Vivía en una casa chica, con más agujeros que madera, por la calle España. Desde lejos se veía aquel viejo sauce que vertía su llanto sobre el techo de chapa.y el pozo que regalaba el frescor de sus aguas tranquilas aún después de que el ranchito fuera destruido con toda su historia.
No me sorprendió cuando me dijo que iba a partir, que ya estaba harto de las miradas y de tanto sufrir.
Aún sabiendo que el barrio siempre viviría en sus recuerdos más dulces, junto a las tardes de verano bajo el ombú y los paseos de bicicleta hasta la Virgencita, su corazón no podía ignorar que Pueblo Nuevo jamás sería lo mismo sin Don Chico.

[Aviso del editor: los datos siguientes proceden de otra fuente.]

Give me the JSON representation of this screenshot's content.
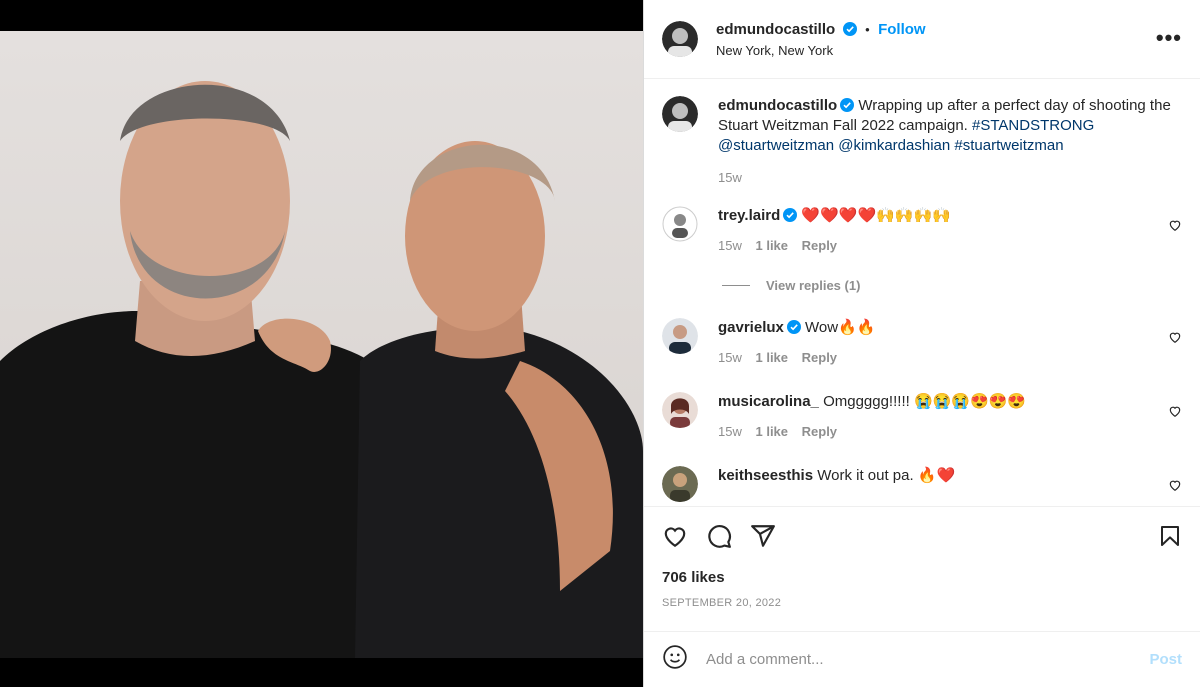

Y la casa ahora no era más que una tumba vacía que lo sofocaría hasta la propia muerte.
Pensé que eran sólo palabras, y que verdaderamente nada en el mundo podría separarnos, tal como juraban nuestras iniciales incrustadas en el tronco añejo
Llorando le dije que lo amaba más que a todo, y que no me importaban las miradas, ni el desdén de los vecinos, ni mucho menos la maldita maldición que constantemente amenazaba con separarnos
Jamás le hizo daño a nadie, jamás… De eso estoy segura, sin la duda más mínima, pero la muerte de su padre hizo que el animal despertara. No era rabia, y mucho menos maldad; nada de eso. Era más bien una indiferencia por todo lo “humano”, todas las convenciones que lo aprisionaban a él con más ahínco que a cualquiera de los demás.
Ya no soportaba la hipocresía ni el juego de apariencias, ya no quería vivir de mentiras ni desayunar ilusiones ni promesas rotas
Y fue así que un día desapareció sin dejar otro rastro que un dolor rancio y una casa olvidada.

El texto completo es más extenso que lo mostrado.